We asked Niffenegger a few questions about her creative process for Ghostly, her favorite scary story, her next project and more.
Which story in this collection scares you the most?
None of them scare me. Some of them make me sad, some of them are extremely beautiful, all of them are surprising and strange. None of them make me want to go to bed with the lights on. This isn’t a book of horror stories.
Can you tell us a bit about your artistic process for the illustrations in Ghostly?
Read the story a few times, wander away to answer email, drink some coffee, read the story again, forget about it for a couple of weeks while attending to more urgent deadlines. Have an idea about the image while washing dishes. Make a sketch, realize that I need a picture reference. Get lost in Google Images for a while. Draw the image. Give the drawing to Ken Gerleve, my assistant, who does helpful things to it on the computer. Send resulting scans to Suzanne Dean who incorporates the image into the design of the book.
The book design (cover art, typography, illustrations) was a collaboration between Suzanne Dean and me. Before any illustrations were made, we discussed ideas for the design and once the stories were chosen we sent designs and images back and forth. Suzanne is wonderful to work with, it was a pleasure to see my images transformed into the book.
Do you think what scares us has changed over time?
Probably not. I’m sure most of it is hard wired into our brains: fear of death, fire, heights, snakes, public speaking, etc. The trick is to find things that are not all that scary, mix them with the horrible things and refine it all into a good story that is haunting.
Do you believe in ghosts?
Have you ever been inside a haunted house?
Was there a piece of fiction you wanted to include in Ghostly, but couldn’t quite fit?
Beloved, by Toni Morrison.
What are the most fun and the most challenging parts of writing a spooky piece of fiction like “Secret Life, with Cats” or your previous novel, Her Fearful Symmetry?

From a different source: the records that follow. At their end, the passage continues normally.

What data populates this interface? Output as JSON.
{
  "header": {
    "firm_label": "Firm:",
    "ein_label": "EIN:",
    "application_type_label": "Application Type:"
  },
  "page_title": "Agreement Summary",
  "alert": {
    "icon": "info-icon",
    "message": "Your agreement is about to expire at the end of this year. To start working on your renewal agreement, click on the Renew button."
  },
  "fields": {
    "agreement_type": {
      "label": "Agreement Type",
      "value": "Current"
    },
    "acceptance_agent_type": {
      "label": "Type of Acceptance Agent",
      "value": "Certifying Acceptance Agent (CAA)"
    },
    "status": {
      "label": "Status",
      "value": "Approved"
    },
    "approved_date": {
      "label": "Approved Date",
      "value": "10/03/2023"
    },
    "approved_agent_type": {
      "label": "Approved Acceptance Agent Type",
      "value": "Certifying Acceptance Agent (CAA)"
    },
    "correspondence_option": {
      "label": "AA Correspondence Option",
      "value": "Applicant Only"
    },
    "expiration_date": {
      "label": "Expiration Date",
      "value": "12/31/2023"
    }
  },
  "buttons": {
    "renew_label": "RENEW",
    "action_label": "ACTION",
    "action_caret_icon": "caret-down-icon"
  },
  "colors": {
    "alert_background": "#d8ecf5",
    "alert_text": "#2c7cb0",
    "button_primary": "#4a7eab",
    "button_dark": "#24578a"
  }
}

I am not especially interested in frightening people. I’m more attracted to loss, guilt, grief, longing and solitude. So both “Secret Life, With Cats” and Her Fearful Symmetry are about lonely people trying to regain what they have lost or, failing that, trying to move on. The fun bits involve thinking up special effects. The hard part is making the things that are important to the characters become important to the readers.

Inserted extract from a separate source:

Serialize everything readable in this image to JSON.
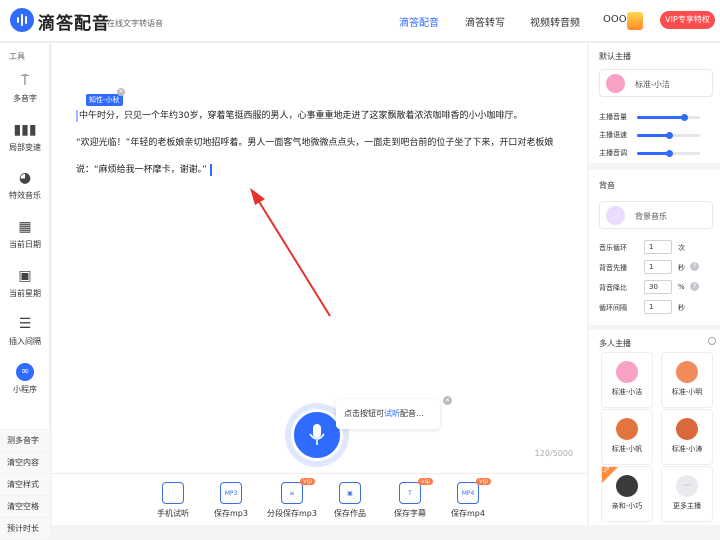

What is your favorite scary story?
The Turn of the Screw, by Henry James.
Do you have a favorite Halloween tradition?
When I taught etching I used to read “The Mezzotint” by M.R. James to my students on Halloween.

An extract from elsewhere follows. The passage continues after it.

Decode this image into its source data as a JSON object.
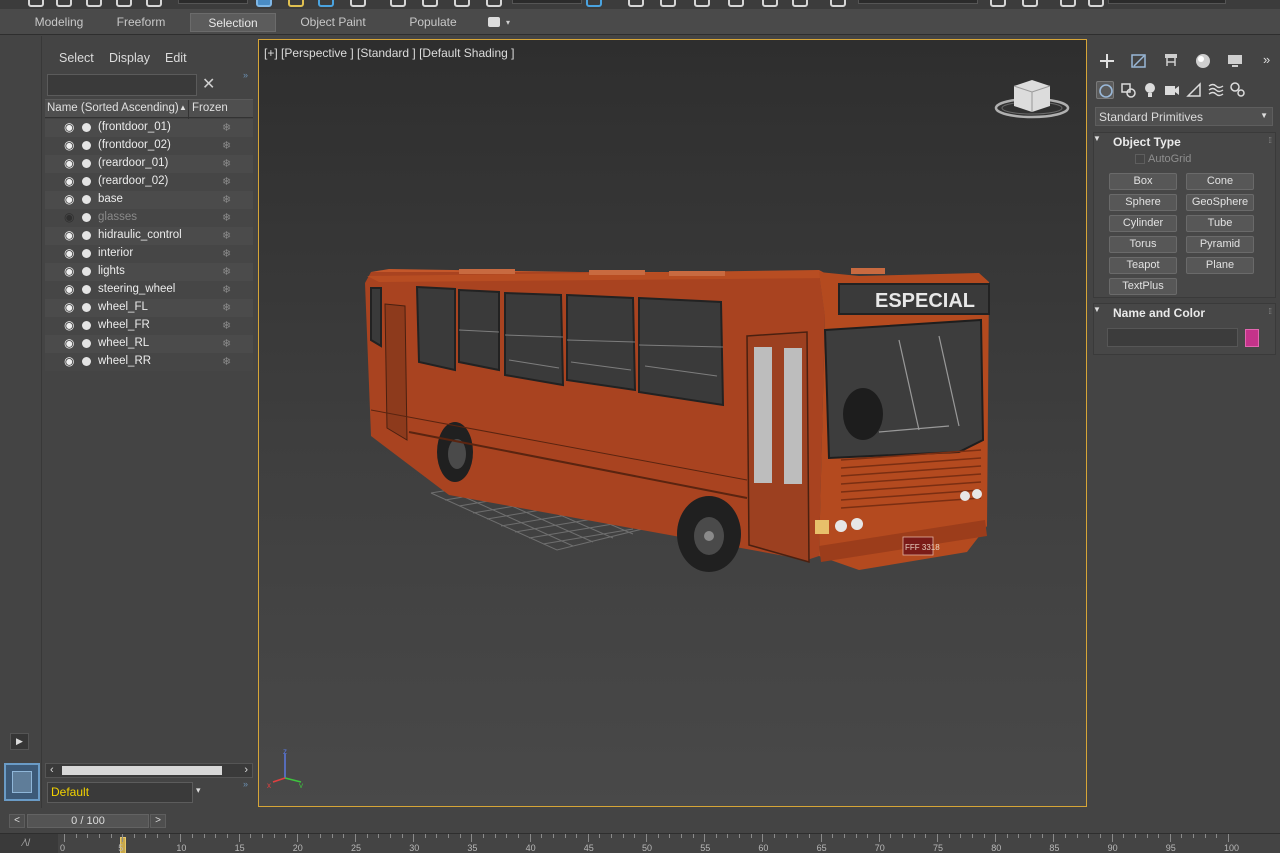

Why do you think ghost stories, specifically many of these domestically-focused stories in Ghostly, are so enduring and popular?
There’s something wonderful about the intersection of the ordinary and the impossible. These stories are like rollercoasters, controlled thrills. We love to be scared, but not too much.
What are you working on next?
I’m working on a sequel to The Time Traveler’s Wife. It’s called The Other Husband. It is about Alba DeTamble as a grownup.